Craig Kreiner of the State Building Division says it took a few more tugs than expected Monday to nudge the 25-foot-tall blue spruce through the Capitol doors en route to its place of honor in the Capitol Rotunda.

After 40 years of selecting holiday trees for the Capitol and overseeing their delivery, Kreiner said he knew all along the 30-year-old tree, estimated at 15 feet wide, would fit through the north doorway, which measures just 6 feet wide by 7 feet tall. “I knew we would get in in there, but I thought it would go a lot easier than it did,” he said. The state horticulturalist supervisor said he didn’t want to cut any branches from the perfectly shaped tree.

Guiding the tree with ropes were about 35 men Kreiner recruited from the Capitol maintenance and carpenter shops and the maintenance crew at the State Office Building. In the group guiding the tree was Lt. Gov. John Nelson in a white shirt and tie. The operation is a model of cooperation as the truck and boom used to hoist the tree to the main floor came from the State Department of Roads. Before the boom was made available, men pulled the tree up the north steps of the Capitol, a practice that was hard on the tree, the granite steps, and the crew.

This year’s tree came from the yard of Gary and Judy Koch at 2566 Kessler Blvd. in south Lincoln. There it was being crowded out by a pin oak, Kreiner said. The Kochs, who are personal friends of Kreiner, were on hand to see their tree delivered to the Capitol. Gary, a skilled woodcarver, asked for the tree stump.

Kreiner said he relies on Nebraskans to tell him about trees that might be suitable for the Capitol, cautioning that only about one out of 12 to 15 actually fits the need. He inspects every tree brought to his attention, within reasonable travel distance, and he is already preparing to check out a tree in Shelby, Neb., for next year. Aware of all Nebraskans’ connection to the Capitol, he seeks out trees from communities outside Lincoln, and he is still bothered that a tree brought to his attention in Chadron was simply too far away to consider.

Among the visitors to the Capitol on Monday was the Langer family of Lincoln, who came by for a Christmas family photo. “This is a bonus,” said Chris Langer, explaining that he and his family showed up at the Capitol, not knowing about scheduled tree arrival. “We took our own pictures of the tree coming in,” said son Jordan, who sent a photo of the tree to his girlfriend in Washington, D.C. “On our first date, we walked through the Capitol,” Jordan said.

The Capitol tree lighting ceremony will be at 2 p.m.

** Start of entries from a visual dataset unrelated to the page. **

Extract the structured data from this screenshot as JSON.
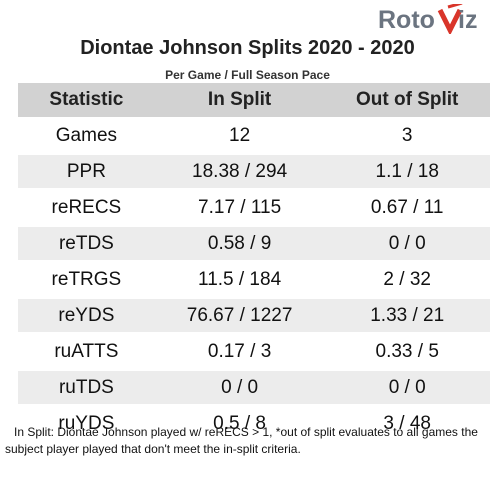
{
  "brand": {
    "logo_text_left": "Roto",
    "logo_text_right": "iz",
    "accent": "#d9352a",
    "logo_gray": "#6b7480"
  },
  "title": "Diontae Johnson Splits 2020 - 2020",
  "subtitle": "Per Game / Full Season Pace",
  "table": {
    "headers": [
      "Statistic",
      "In Split",
      "Out of Split"
    ],
    "rows": [
      [
        "Games",
        "12",
        "3"
      ],
      [
        "PPR",
        "18.38 / 294",
        "1.1 / 18"
      ],
      [
        "reRECS",
        "7.17 / 115",
        "0.67 / 11"
      ],
      [
        "reTDS",
        "0.58 / 9",
        "0 / 0"
      ],
      [
        "reTRGS",
        "11.5 / 184",
        "2 / 32"
      ],
      [
        "reYDS",
        "76.67 / 1227",
        "1.33 / 21"
      ],
      [
        "ruATTS",
        "0.17 / 3",
        "0.33 / 5"
      ],
      [
        "ruTDS",
        "0 / 0",
        "0 / 0"
      ],
      [
        "ruYDS",
        "0.5 / 8",
        "3 / 48"
      ]
    ]
  },
  "note": "In Split: Diontae Johnson played w/ reRECS > 1,  *out of split evaluates to all games the subject player played that don't meet the in-split criteria."
}
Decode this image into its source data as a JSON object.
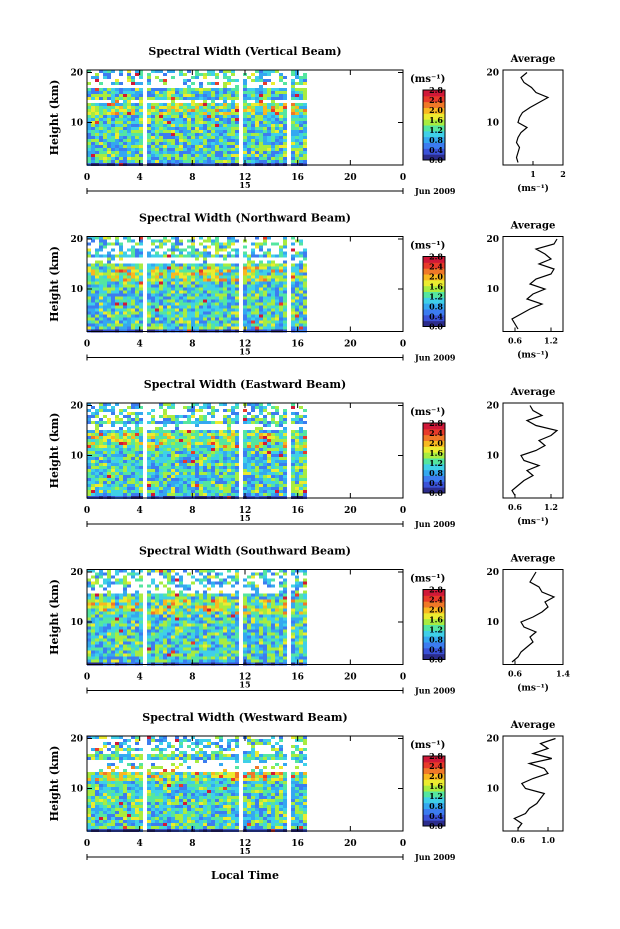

Dec. 7 in the second-floor Rotunda. Also on Dec. 7, the Kennard and Ferguson houses near the Capitol will be open from 1 to 5 p.m. with free admission. The Capitol tree, featuring decorations from Nebraska’s 93 counties, will be the center of attention at the Holiday Tuba Concert, noon Dec. 16, and the Holiday Horns Concert, sponsored by the UNL School of Music, noon Dec. 17.